İbn Sînâ, Kitâbü’n-Nefs

Mehmet Zahit Tiryaki

Mehmet Zahit Tiryaki



İslam felsefesi ve düşünce geleneğinin en belirgin şekliyle varlık kazandığı ve yetkinliğine ulaştığı dönemin kozmolojisinde, Tanrı ve akıllar gibi sabit, değişmez, gayrı maddî ve gayrı cismanî varlıklar ile hareketli, maddî ve cismanî varlıklar arasında ikili bir ayrım yapılmaktaydı. Nefs, bu ikili ayrım bağlamında evrendeki sabit, değişmez, gayrı maddî ve gayrı cismanî varlıklar ile hareketli, maddî, cismanî ve değişken varlıklar arasındaki ilişkiyi gerçekleştirmek ve açıklamak için devreye sokulan bir kavram ve teori olarak göze çarpar. Dolayısıyla varlığa ve insana canlılık ve hareketin nasıl dâhil olduğunu açıklama noktasında nefs teorisi önemli bir işlev görür.

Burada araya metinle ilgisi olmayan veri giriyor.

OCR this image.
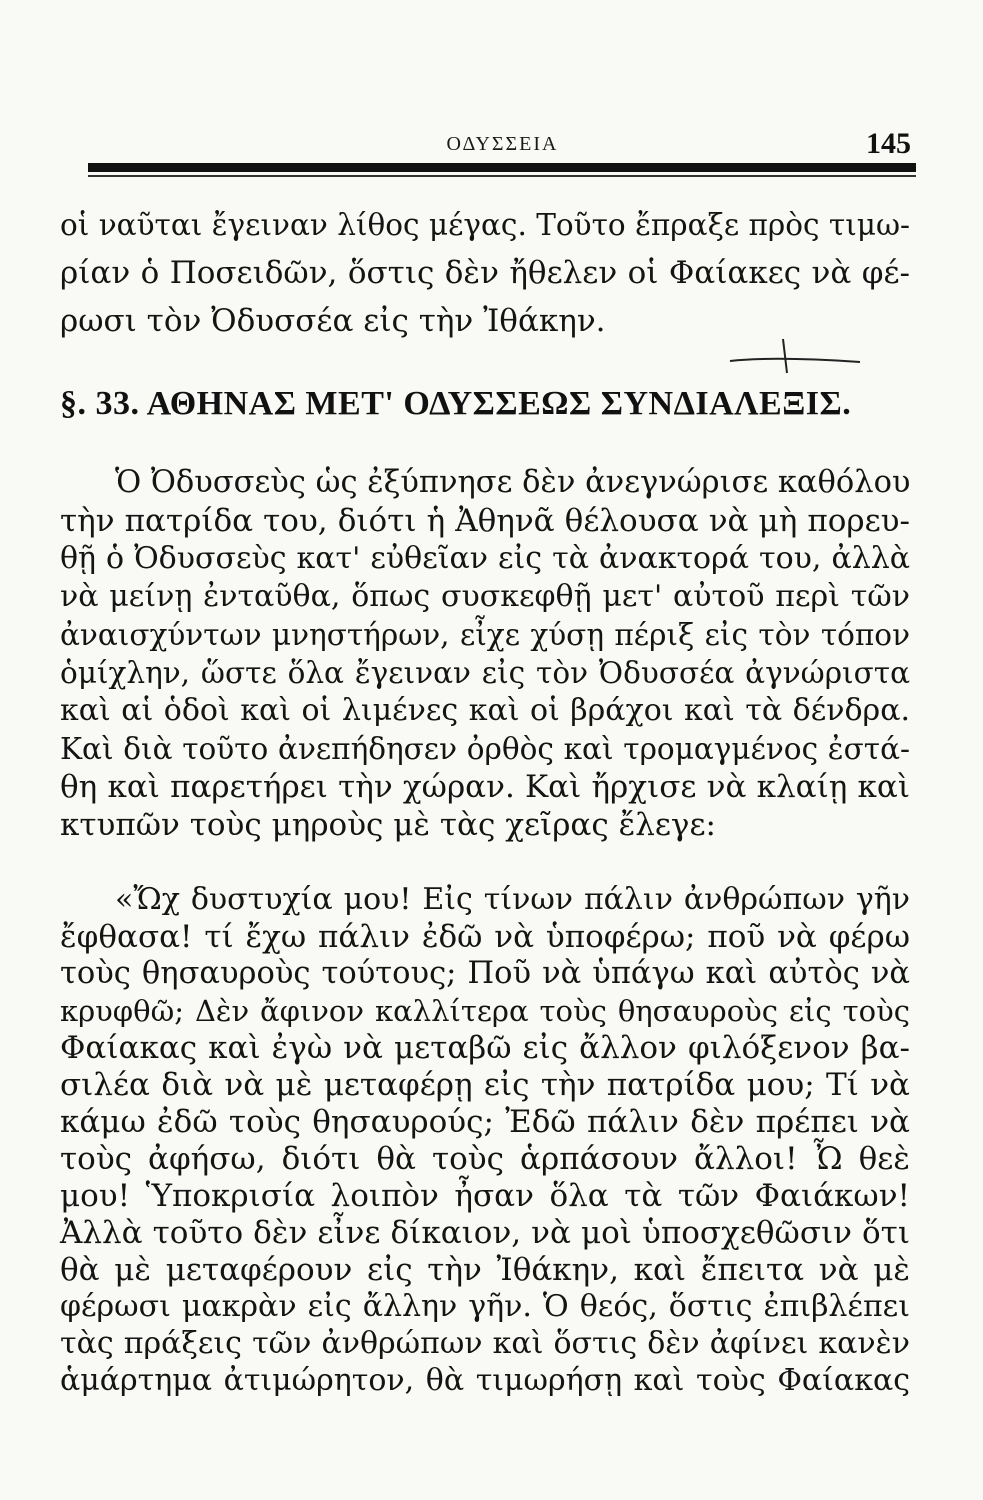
ΟΔΥΣΣΕΙΑ	145
οἱ ναῦται ἔγειναν λίθος μέγας. Τοῦτο ἔπραξε πρὸς τιμω-
ρίαν ὁ Ποσειδῶν, ὅστις δὲν ἤθελεν οἱ Φαίακες νὰ φέ-
ρωσι τὸν Ὀδυσσέα εἰς τὴν Ἰθάκην.
§. 33. ΑΘΗΝΑΣ ΜΕΤ' ΟΔΥΣΣΕΩΣ ΣΥΝΔΙΑΛΕΞΙΣ.
Ὁ Ὀδυσσεὺς ὡς ἐξύπνησε δὲν ἀνεγνώρισε καθόλου
τὴν πατρίδα του, διότι ἡ Ἀθηνᾶ θέλουσα νὰ μὴ πορευ-
θῇ ὁ Ὀδυσσεὺς κατ' εὐθεῖαν εἰς τὰ ἀνακτορά του, ἀλλὰ
νὰ μείνῃ ἐνταῦθα, ὅπως συσκεφθῇ μετ' αὐτοῦ περὶ τῶν
ἀναισχύντων μνηστήρων, εἶχε χύσῃ πέριξ εἰς τὸν τόπον
ὁμίχλην, ὥστε ὅλα ἔγειναν εἰς τὸν Ὀδυσσέα ἀγνώριστα
καὶ αἱ ὁδοὶ καὶ οἱ λιμένες καὶ οἱ βράχοι καὶ τὰ δένδρα.
Καὶ διὰ τοῦτο ἀνεπήδησεν ὀρθὸς καὶ τρομαγμένος ἐστά-
θη καὶ παρετήρει τὴν χώραν. Καὶ ἤρχισε νὰ κλαίῃ καὶ
κτυπῶν τοὺς μηροὺς μὲ τὰς χεῖρας ἔλεγε:
«Ὤχ δυστυχία μου! Εἰς τίνων πάλιν ἀνθρώπων γῆν
ἔφθασα! τί ἔχω πάλιν ἐδῶ νὰ ὑποφέρω; ποῦ νὰ φέρω
τοὺς θησαυροὺς τούτους; Ποῦ νὰ ὑπάγω καὶ αὐτὸς νὰ
κρυφθῶ; Δὲν ἄφινον καλλίτερα τοὺς θησαυροὺς εἰς τοὺς
Φαίακας καὶ ἐγὼ νὰ μεταβῶ εἰς ἄλλον φιλόξενον βα-
σιλέα διὰ νὰ μὲ μεταφέρῃ εἰς τὴν πατρίδα μου; Τί νὰ
κάμω ἐδῶ τοὺς θησαυρούς; Ἐδῶ πάλιν δὲν πρέπει νὰ
τοὺς ἀφήσω, διότι θὰ τοὺς ἁρπάσουν ἄλλοι! Ὦ θεὲ
μου! Ὑποκρισία λοιπὸν ἦσαν ὅλα τὰ τῶν Φαιάκων!
Ἀλλὰ τοῦτο δὲν εἶνε δίκαιον, νὰ μοὶ ὑποσχεθῶσιν ὅτι
θὰ μὲ μεταφέρουν εἰς τὴν Ἰθάκην, καὶ ἔπειτα νὰ μὲ
φέρωσι μακρὰν εἰς ἄλλην γῆν. Ὁ θεός, ὅστις ἐπιβλέπει
τὰς πράξεις τῶν ἀνθρώπων καὶ ὅστις δὲν ἀφίνει κανὲν
ἁμάρτημα ἀτιμώρητον, θὰ τιμωρήσῃ καὶ τοὺς Φαίακας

Teori ayrıca bedensel ve fiziksel işlevlerimizin nasıl gerçekleştiğine yönelik bir ilke arayışı doğrultusunda nefsi bedensel ve fiziksel etkinliklerimizin kaynağı ve ilkesi kabul etmek bakımından da önemli bir rol oynar. 

İslam felsefesi geleneğinde nefs teorisine en yetkin halini vermiş filozof olan İbn Sînâ, teoriyi esas itibariyle Kitâbü’ş-şifâ’nın fizik bilimlerinin nefsle ilgili altıncı fenninde beş makale halinde ortaya koymuştur. İbn Sînâ’nın Kitâbü’n-nefs’i inşa edildiği dönemin bütüncül dünya görüşü açısından insan ve insanın etkinlikleri hakkında makul, nesnel ve ilmî bir anlayış sunmak amacıyla yazılmıştır. Metin bu yönüyle İslam felsefesinin klasik çağında genel olarak nefs özel olarak insan üzerine yazılmış ve hem yazıldığı dönemde hem de sonraki birkaç yüzyıl boyunca oldukça etkili olmuş en nitelikli felsefî çözümlemelerden birisidir. İbn Sînâ Kitâbü’n-nefs’te, bir nefsin, kendisiyle ilişki kurmaya hazır hale gelmiş bir bedenle birlikte nasıl var olduğundan başlayarak, hayatın bütününe yayılan her türden biyolojik, yaşamsal, duyusal, bedensel, fiziksel ve zihinsel etkinliğin nefs-beden birlikteliği içinde nasıl gerçekleştiğini felsefî olarak açıklamaya çalışmakta; bunun ardından genel olarak canlı varlıkları, özel olarak insanı oluşturan nefs ve beden şeklindeki iki temel bileşenin hayatın son bulduğu noktadan sonraki durumlarına ilişkin kendi içinde tutarlı bir açıklama sunmaya gayret etmektedir.